When Carleton was looking for a biology component to chemistry research in the mid-2000s, she pitched her research and its application to agricultural fertilizer. In 2010, she gave a TED talk at the Gladstone Theatre about “smart” fertilizers, which would release nanoparticles of plant food that are perfectly designed for the pores in a plant’s roots. DeRosa’s research into smart fertilizers has been supported by the Western Grains Research Foundation, a group of farmers that fund research focused on food. WGRF has also expressed interest in the DeRosa lab’s food safety application alongside industrial partners like 3M Innovation.
“Any companies that were interested in antibodies are now turning on to aptamers.”
Antibodies have been around since the 1950s, where various diseases are injected into animal hosts and the defenses of the immune system are then extracted and purified. This costly science could easily be replaced by the applied chemistry of aptamers.

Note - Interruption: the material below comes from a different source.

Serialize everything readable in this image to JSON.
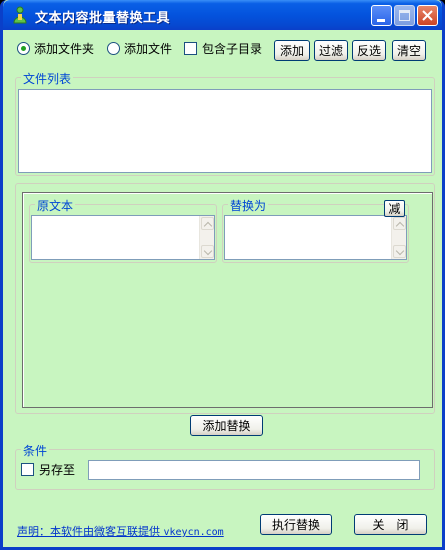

Maria DeRosa Imagines a New Agricultural Future
“What I sort of imagine with smart fertilizers is that farmers will be sprinkling these fertilizers onto their fields, but using less and getting more,” she said in her TED talk. The same philosophy of less is more applies to many aptamer applications, like the treatment of diseased cells. If a specific DNA sequence could prospectively kill targeted cancer cells without having to attack the entire immune system as many chemotherapies currently do, a more holistic cancer treatment could change the way doctors heal patients.
“It’s research worth doing,” she says. “It might sound like science fiction to most, but to understand its importance is to understand that it could have an impact on anyone in the room.
“There are probably limits to what we can do, but I’m interested in pushing those limits.”